Some may argue that the reason for such high rate of youth crime in Ireland is due to family set up and upbringing. This makes sense. There seems to be a prevalence of children growing up in a single parent home. Although, Ireland’s divorce rate is remarkably low compared to other countries in Europe, the information released in 2017 by the Central Statistics Office for 2016 (CSO) shows that 103,895 people living in Ireland are divorced, a significant increase in the 2011 Census. Some have also argued that poverty is another major factor that influences the youth crime. Again, this makes sense. CSO statistics show that 790,000 people in Ireland are living in poverty. That is over 16% of the population.
Behind the Statistics
There are many other factors and there are statistics to show. But we will leave it at that. However, the worrying thing is that when we read these statistics, we think only of the adults as the only ones behind these numbers; we forget the children. We must learn to scratch the surface because behind that divorce rate lurks children whose worlds crumbled with that marriage wall. For example, young people in these homes no longer have a father figure for discipline; a father who they look up to, respect and, perhaps, fear. Even in a situation where both parents are still together, some of these parents are too busy pursuing career and other personal interests that they neglect the upbringing of their children. Included in that CSO 16% poverty rate are over 250,000 children. Poverty is not just the parents who cannot afford basic needs; it implicates the children who depend on the parents for survival. They suffer as a result.

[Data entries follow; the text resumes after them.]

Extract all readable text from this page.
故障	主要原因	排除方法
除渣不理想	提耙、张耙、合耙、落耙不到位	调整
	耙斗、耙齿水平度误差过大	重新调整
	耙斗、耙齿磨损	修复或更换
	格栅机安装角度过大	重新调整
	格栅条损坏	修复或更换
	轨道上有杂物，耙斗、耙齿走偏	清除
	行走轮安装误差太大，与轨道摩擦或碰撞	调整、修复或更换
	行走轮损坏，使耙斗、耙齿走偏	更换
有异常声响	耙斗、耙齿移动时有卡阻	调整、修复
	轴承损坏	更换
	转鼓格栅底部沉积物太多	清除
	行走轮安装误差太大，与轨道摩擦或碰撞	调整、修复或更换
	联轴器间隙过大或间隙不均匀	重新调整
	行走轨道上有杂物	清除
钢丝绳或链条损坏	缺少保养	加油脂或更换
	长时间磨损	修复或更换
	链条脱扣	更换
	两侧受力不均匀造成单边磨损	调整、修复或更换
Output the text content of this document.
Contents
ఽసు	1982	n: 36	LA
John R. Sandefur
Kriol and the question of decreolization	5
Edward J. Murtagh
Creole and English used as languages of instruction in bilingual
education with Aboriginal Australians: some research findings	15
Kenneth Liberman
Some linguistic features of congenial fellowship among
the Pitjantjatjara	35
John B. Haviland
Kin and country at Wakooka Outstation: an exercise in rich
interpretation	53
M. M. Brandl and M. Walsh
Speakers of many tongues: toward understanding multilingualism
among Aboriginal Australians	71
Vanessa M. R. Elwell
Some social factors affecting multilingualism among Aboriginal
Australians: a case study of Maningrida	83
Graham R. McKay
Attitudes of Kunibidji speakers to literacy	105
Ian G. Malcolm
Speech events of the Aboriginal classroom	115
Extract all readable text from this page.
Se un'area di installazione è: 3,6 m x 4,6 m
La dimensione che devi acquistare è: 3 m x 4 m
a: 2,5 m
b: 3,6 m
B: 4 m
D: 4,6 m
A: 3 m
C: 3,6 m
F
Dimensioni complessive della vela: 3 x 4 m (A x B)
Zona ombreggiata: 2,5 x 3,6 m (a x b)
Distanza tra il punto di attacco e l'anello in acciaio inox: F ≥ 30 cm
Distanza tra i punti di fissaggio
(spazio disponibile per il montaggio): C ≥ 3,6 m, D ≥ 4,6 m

What we have done so far is to highlight some of the challenges facing youth in today’s Ireland, though it is not exhaustive. And what this write-up generally argues for is that being young and Irish is deeper than the skin colour: those yobs causing havoc in the Blanchardstown area, or those egg-heads taking home all Awards in science, or the incredible talents breaking records in Athletics and football are not doing so because they are black nor because they have an African blood flowing in their veins; and being a psychopath who rape and butcher innocent girls for sexual gratification is not defined by the whiteness of the skin of the perpetrators. So, when we report about youth crime in Ireland, please don’t mind the gap! It is not a Black or White Irish thing!